“Why the other day you both agreed that the middle of June would do perfectly. Now you want it all done in a scramble.”
The pair stood before her, looking very guilty.
“What is the meaning of this—this (she very nearly said ‘indecent’) extraordinary haste?”
Miss Bussey asked only one indulgence from her friends. Before she did a kind thing she liked to be allowed to say one or two sharp ones. Her niece was aware of this fancy of hers and took refuge in silence. John, less experienced in his hostess’s ways, launched into the protests appropriate to an impatient lover.
“Well,” said Miss Bussey, “I must say you look properly ashamed of yourself [John certainly did], so I’ll see what can be done. What a fluster we shall live in! Upon my word you might as well have made it tomorrow. The fuss would have been no worse and a good deal shorter.”
The next few days passed, as Miss Bussey had predicted, in a fluster. Mary was running after dress makers, John after licenses, Cook’s tickets, a best man, and all the impedimenta of a marriage. The intercourse of the lovers was much interrupted, and to this Miss Bussey attributed the low spirits that Mary sometimes displayed.
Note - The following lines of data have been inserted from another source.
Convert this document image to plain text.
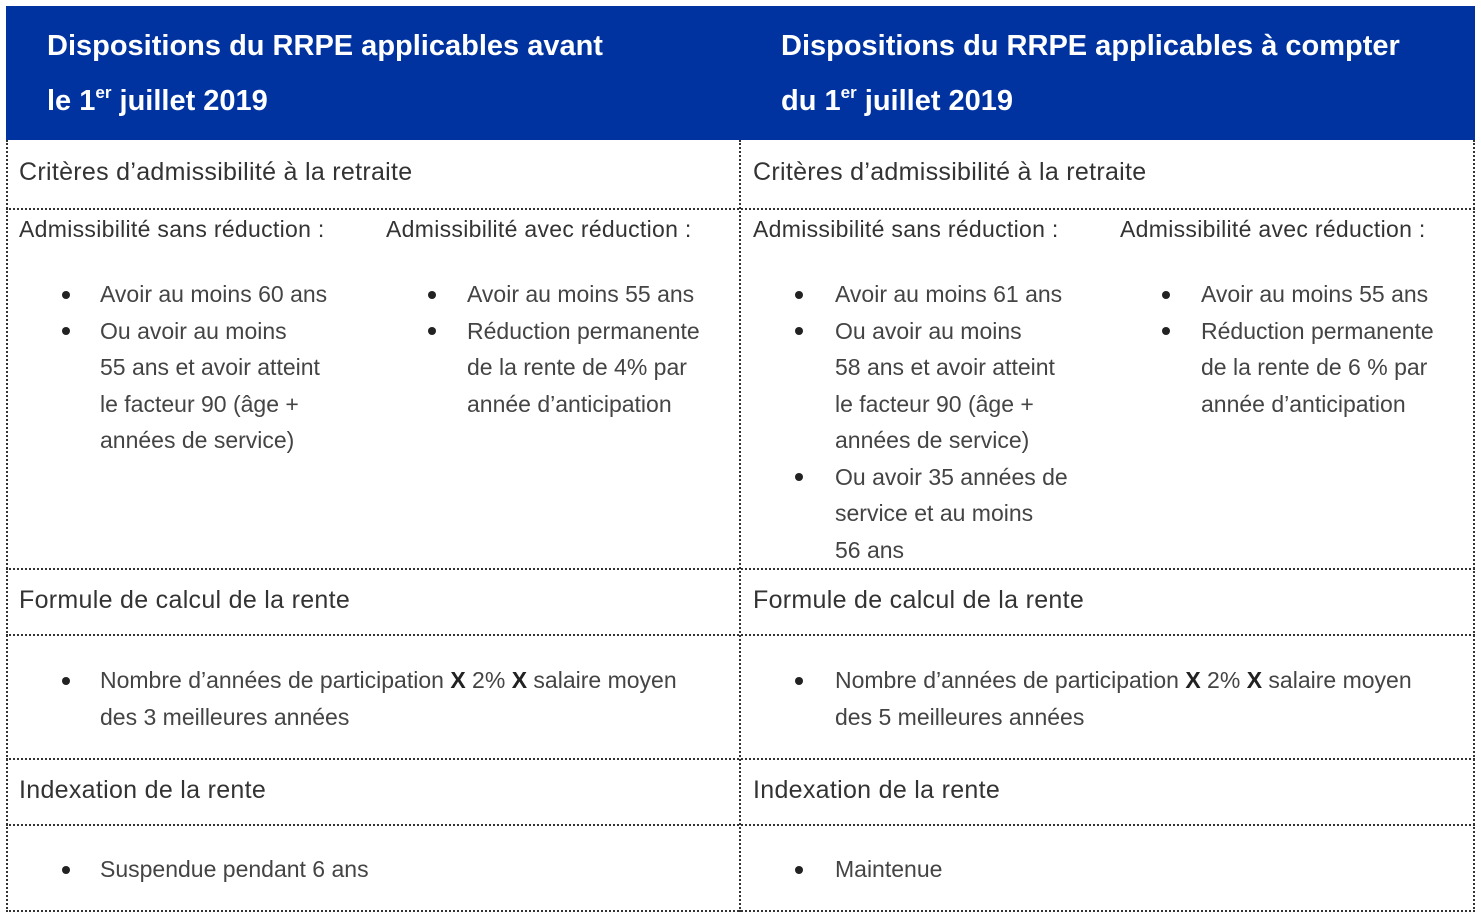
Dispositions du RRPE applicables avant
le 1er juillet 2019
Dispositions du RRPE applicables à compter
du 1er juillet 2019
Critères d’admissibilité à la retraite
Admissibilité sans réduction :
Avoir au moins 60 ans
Ou avoir au moins
55 ans et avoir atteint
le facteur 90 (âge +
années de service)
Admissibilité avec réduction :
Avoir au moins 55 ans
Réduction permanente
de la rente de 4% par
année d’anticipation
Formule de calcul de la rente
Nombre d’années de participation X 2% X salaire moyen
des 3 meilleures années
Indexation de la rente
Suspendue pendant 6 ans
Critères d’admissibilité à la retraite
Admissibilité sans réduction :
Avoir au moins 61 ans
Ou avoir au moins
58 ans et avoir atteint
le facteur 90 (âge +
années de service)
Ou avoir 35 années de
service et au moins
56 ans
Admissibilité avec réduction :
Avoir au moins 55 ans
Réduction permanente
de la rente de 6 % par
année d’anticipation
Formule de calcul de la rente
Nombre d’années de participation X 2% X salaire moyen
des 5 meilleures années
Indexation de la rente
Maintenue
“There, there, my dear,” she would say impatiently—for the cheerful old lady hated long faces—“you’ll have enough of him and to spare by and by.”
Curiously this point of view did not comfort Mary. She liked John very much, she esteemed him even more than she liked him, he would, she thought, have made an ideal brother. Ah, why had she not made a brother of him while there was time? Then she would have enjoyed his constant friendship all her life; for it was not with him as with that foolish boy Charlie, all or nothing. John was reasonable; he would not have threatened—well, reading—his letter one way, Charlie almost seemed to be tampering with propriety. John would never have done that. And these reflections, all of which should have pleaded for John, ended in weeping over the lost charms of Charlie.
One evening, just a week before the wedding, she roused herself from some such sad meditations, and, duty-driven, sought John in the smoking-room. The door was half open and she entered noiselessly. John was sitting at the table; his arms were outspread on it, and his face buried in his hands. Thinking he was asleep she approached on tiptoe and leant over his shoulder. As she did so her eyes fell on a sheet of note-paper; it was clutched in John’s right hand, and the encircling grasp covered it, save at the top. The top was visible, and Mary, before she knew what she was doing, had read the embossed heading—nothing else, just the embossed heading—Hotel de Luxe, Cannes, Alpes Maritimes.
The drama teaches us how often a guilty mind rushes, on some trifling cause, to self-revelation. Like a flash came the conviction that Charlie had written to John, that her secret was known, and John’s heartbroken. In a moment she fell on her knees crying, “Oh, how wicked I’ve been! Forgive me, do forgive me! Oh, John, can you forgive me?”